Hey, mom, how’d you sleep? I’m still tired. Can I nurse more?
I didn’t sleep. You used me as a pacifier all night. When I tried to un-latch you and put you in your own bed, you screamed. I decided that dozing with you attached to my breasts was better than screaming. I have no more milk to give you, and besides, it’s time for work.
Gee, you sound sort of annoyed.
Honey, it’s been a long week. I’m driving a car that’s not mine, it’s over 80 degrees and our house is an inferno, and the dog has shed so much, my ice cream has fur. Plus, you might have noticed that your dad is gone, so I have had no adult help with you and your brother and the house this week.

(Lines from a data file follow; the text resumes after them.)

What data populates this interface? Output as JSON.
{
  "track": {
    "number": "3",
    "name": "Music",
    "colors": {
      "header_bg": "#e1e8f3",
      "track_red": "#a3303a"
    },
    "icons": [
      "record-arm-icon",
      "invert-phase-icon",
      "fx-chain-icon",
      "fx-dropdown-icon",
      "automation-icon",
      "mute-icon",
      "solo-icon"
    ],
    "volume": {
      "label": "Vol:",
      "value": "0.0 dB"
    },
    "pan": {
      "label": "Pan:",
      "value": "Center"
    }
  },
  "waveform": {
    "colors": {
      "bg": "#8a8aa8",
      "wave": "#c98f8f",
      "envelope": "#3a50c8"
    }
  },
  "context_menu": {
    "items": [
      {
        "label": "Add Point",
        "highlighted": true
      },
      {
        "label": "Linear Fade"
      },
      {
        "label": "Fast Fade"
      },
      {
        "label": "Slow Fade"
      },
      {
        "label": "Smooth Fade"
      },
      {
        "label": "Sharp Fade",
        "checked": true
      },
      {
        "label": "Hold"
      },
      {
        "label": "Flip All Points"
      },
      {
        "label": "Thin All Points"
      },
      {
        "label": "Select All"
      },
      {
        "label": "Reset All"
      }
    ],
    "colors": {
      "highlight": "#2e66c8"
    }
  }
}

Here, have some cantaloupe.
No, thanks, babe. You keep it.
Okay, then, but you’re missing out. Besides, I’ve noticed that you’re not so into cooking this week. If you skip this cantaloupe, you might be limited to nachos and pancakes until you can find the energy to shop again.
Excuse me? Am I not keeping you alive in this murderous heat, under less-than-ideal circumstances, and without the help of your father?
Sheesh, don’t be so touchy. I only meant that you seem a bit lazy these days. Here, have some baby corn (snort!).
Ha ha, very funny. For your information, I’m exhausted, I had to do all the cleanup after we went camping, I broke our second vehicle after our first went kablooie and has been out of commission for a month, and it’s TOUGH to cook for one adult, one four-year-old, and one baby. I think I’m managing just FINE, thank you, and there’s nothing lazy about it. You have clean clothing, don’t you?
Mom, I’m just saying that things are starting to slip, is all. I still love you. And I’m still cute, which allows you to forgive a multitude of sins. Now, if you’ll excuse me, it’s time for bed. Where are you going to sleep?
Sigh. I have no idea.
2 comments:
I had to be a solo, working parent for a couple of days and it was a horrible, exhausting experience. I have no idea how you, or anyone, can manage this on a regular basis. You are truly SuperMom!
Oh Jennifer, I totally DON'T manage it! We're eating like college students, the pool is a substitute for a bath, and I've given up having them sleep anywhere but with me. Thank God it's not all three of them! Add Charles to the mix and it would definitely be the inmates running the asylum!